Music can lift us out of depression or move us to tears - it is a remedy, a tonic, orange juice for the ear. But for many of my neurological patients, music is even more - it can provide access, even when no medication can, to movement, to speech, to life. For them, music is not a luxury, but a necessity.
My religion is nature. That’s what arouses those feelings of wonder and mysticism and gratitude in me.
If a man has lost a leg or an eye, he knows he has lost a leg or an eye; but if he has lost a self—himself—he cannot know it, because he is no longer there to know it.
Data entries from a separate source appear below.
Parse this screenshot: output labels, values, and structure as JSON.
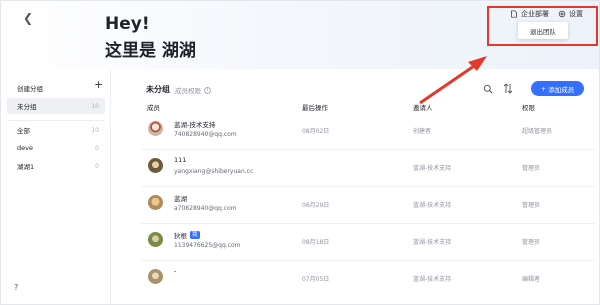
{
  "header": {
    "back_icon": "chevron-left-icon",
    "greeting": "Hey!",
    "subtitle": "这里是 湖湖",
    "deploy_label": "企业部署",
    "settings_label": "设置",
    "popup_item": "退出团队"
  },
  "sidebar": {
    "title": "创建分组",
    "add_icon": "plus-icon",
    "items": [
      {
        "label": "未分组",
        "count": "10"
      },
      {
        "label": "全部",
        "count": "10"
      },
      {
        "label": "deve",
        "count": "0"
      },
      {
        "label": "湖湖1",
        "count": "0"
      }
    ],
    "help_label": "?"
  },
  "main": {
    "title": "未分组",
    "subtitle": "成员权限",
    "add_button": "添加成员",
    "columns": [
      "成员",
      "最后操作",
      "邀请人",
      "权限"
    ],
    "rows": [
      {
        "name": "蓝湖-技术支持",
        "email": "740828940@qq.com",
        "badge": "",
        "last_op": "08月02日",
        "inviter": "创建者",
        "permission": "超级管理员",
        "avatar_color": "#c8b8a8"
      },
      {
        "name": "111",
        "email": "yangxiang@shiberyuan.cc",
        "badge": "",
        "last_op": "",
        "inviter": "蓝湖-技术支持",
        "permission": "管理员",
        "avatar_color": "#6b5a3e"
      },
      {
        "name": "蓝湖",
        "email": "a70828940@qq.com",
        "badge": "",
        "last_op": "06月29日",
        "inviter": "蓝湖-技术支持",
        "permission": "管理员",
        "avatar_color": "#b08a5a"
      },
      {
        "name": "狄根",
        "email": "1139476625@qq.com",
        "badge": "我",
        "last_op": "08月18日",
        "inviter": "蓝湖-技术支持",
        "permission": "管理员",
        "avatar_color": "#7a8a4a"
      },
      {
        "name": "-",
        "email": "",
        "badge": "",
        "last_op": "07月05日",
        "inviter": "蓝湖-技术支持",
        "permission": "编辑者",
        "avatar_color": "#a8926a"
      }
    ]
  },
  "colors": {
    "accent": "#3370ff",
    "annotation": "#e5382b"
  }
}
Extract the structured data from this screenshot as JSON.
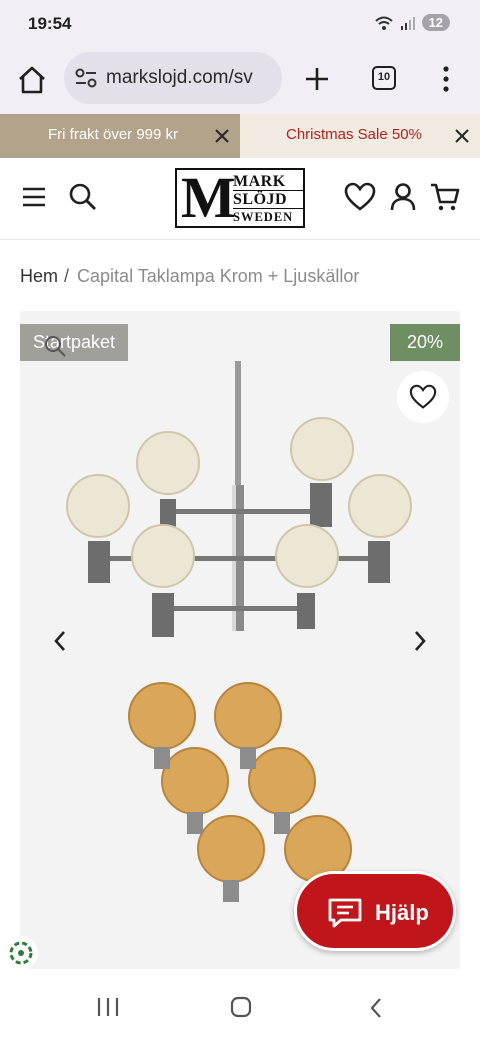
{
  "status": {
    "time": "19:54",
    "battery": "12"
  },
  "browser": {
    "url": "markslojd.com/sv",
    "tab_count": "10"
  },
  "promos": [
    {
      "text": "Fri frakt över 999 kr",
      "color": "#b3a38a"
    },
    {
      "text": "Christmas Sale 50%",
      "color": "#b3211e"
    }
  ],
  "header": {
    "logo": {
      "letter": "M",
      "line1": "MARK",
      "line2": "SLÖJD",
      "line3": "SWEDEN"
    }
  },
  "breadcrumb": {
    "home": "Hem",
    "separator": "/",
    "current": "Capital Taklampa Krom + Ljuskällor"
  },
  "product": {
    "badge_start": "Startpaket",
    "badge_discount": "20%",
    "icons": [
      "zoom-icon",
      "heart-icon",
      "chevron-left-icon",
      "chevron-right-icon"
    ]
  },
  "help": {
    "label": "Hjälp",
    "color": "#c0151b"
  }
}
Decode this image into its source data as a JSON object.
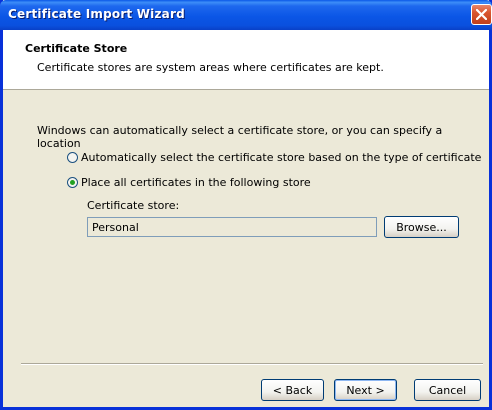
{
  "window": {
    "title": "Certificate Import Wizard"
  },
  "header": {
    "title": "Certificate Store",
    "subtitle": "Certificate stores are system areas where certificates are kept."
  },
  "body": {
    "intro": "Windows can automatically select a certificate store, or you can specify a location",
    "options": [
      {
        "label": "Automatically select the certificate store based on the type of certificate",
        "selected": false
      },
      {
        "label": "Place all certificates in the following store",
        "selected": true
      }
    ],
    "store_label": "Certificate store:",
    "store_value": "Personal",
    "browse_label": "Browse..."
  },
  "footer": {
    "back_label": "< Back",
    "next_label": "Next >",
    "cancel_label": "Cancel"
  },
  "colors": {
    "titlebar": "#0a50de",
    "dialog_bg": "#ece9d8",
    "close_button": "#d9552f"
  }
}
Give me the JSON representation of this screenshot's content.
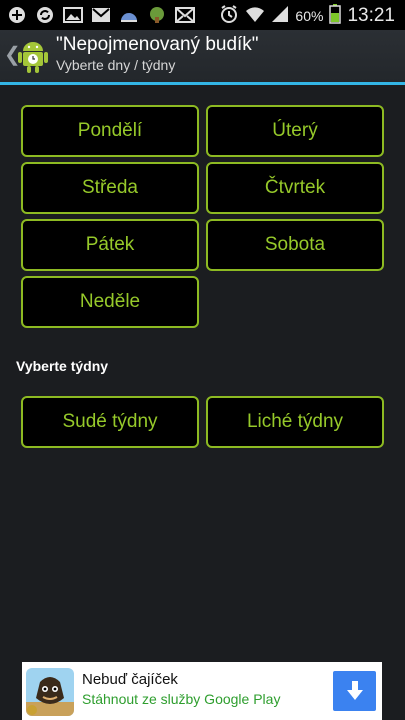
{
  "status_bar": {
    "icons": [
      "add-icon",
      "sync-icon",
      "image-icon",
      "gmail-icon",
      "weather-icon",
      "game-icon",
      "email-icon"
    ],
    "battery": "60%",
    "time": "13:21"
  },
  "action_bar": {
    "title": "\"Nepojmenovaný budík\"",
    "subtitle": "Vyberte dny / týdny"
  },
  "days": {
    "monday": "Pondělí",
    "tuesday": "Úterý",
    "wednesday": "Středa",
    "thursday": "Čtvrtek",
    "friday": "Pátek",
    "saturday": "Sobota",
    "sunday": "Neděle"
  },
  "weeks": {
    "section_label": "Vyberte týdny",
    "even": "Sudé týdny",
    "odd": "Liché týdny"
  },
  "ad": {
    "title": "Nebuď čajíček",
    "subtitle": "Stáhnout ze služby Google Play"
  },
  "colors": {
    "accent": "#96c92a",
    "divider": "#33b5e5",
    "background": "#1b1d20"
  }
}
Language, that most human invention, can enable what, in principle, should not be possible. It can allow all of us, even the congenitally blind, to see with another person’s eyes. [Young Ayer, later visions notwithstanding, couldn't see this.]
In examining disease, we gain wisdom about anatomy and physiology and biology. In examining the person with disease, we gain wisdom about life. 
[Speak, Memory... "Seeing God" (How the brain creates out-of-body experiences and religious epiphanies: Atlantic)... How Hallucinations Happen (npr)... TED '09... Desktop diary (scifri)... ]
Sacks has also inspired one of my favorite novelists, Richard Powers, whose protagonist in The Echo Makers is based on him. But he's no guru.
Anthony Storr (Feet of Clay, Solitude...) said gurus claim to be bringers of light, but more often suffer delusions of grandeur or divinity and propound "absurd theories about the universe." That definition fails to exclude too many accredited academics, but I guess it's clear that Jim Jones and David Koresh were at the far fringe end of the spectrum. Do we really want to include Jesus and Gandhi and Freud and Jung, with the likes of Gurdjieff (blaming the moon for evil?!) and the Bhagwan Shree Rajneesh (check your mind at the door)? Seems like much too broad a brush.
Robert Fulghum is no Davidian whacko, though he was born in Waco. He's a Unitarian Universalist in Seattle, and he was full of occasionally witty (but usually pretty banal) wisdom. Kindergarten does teach important life-lessons, after all. "Play fair, don't hit, share, say you're sorry..."
We don't need gurus, but Van Morrison was wrong about method- we need a better method in philosophy than the search for inarticulate mystical authority- and about teachers. We especially need good kindergarten teachers. Nothing absurd about that.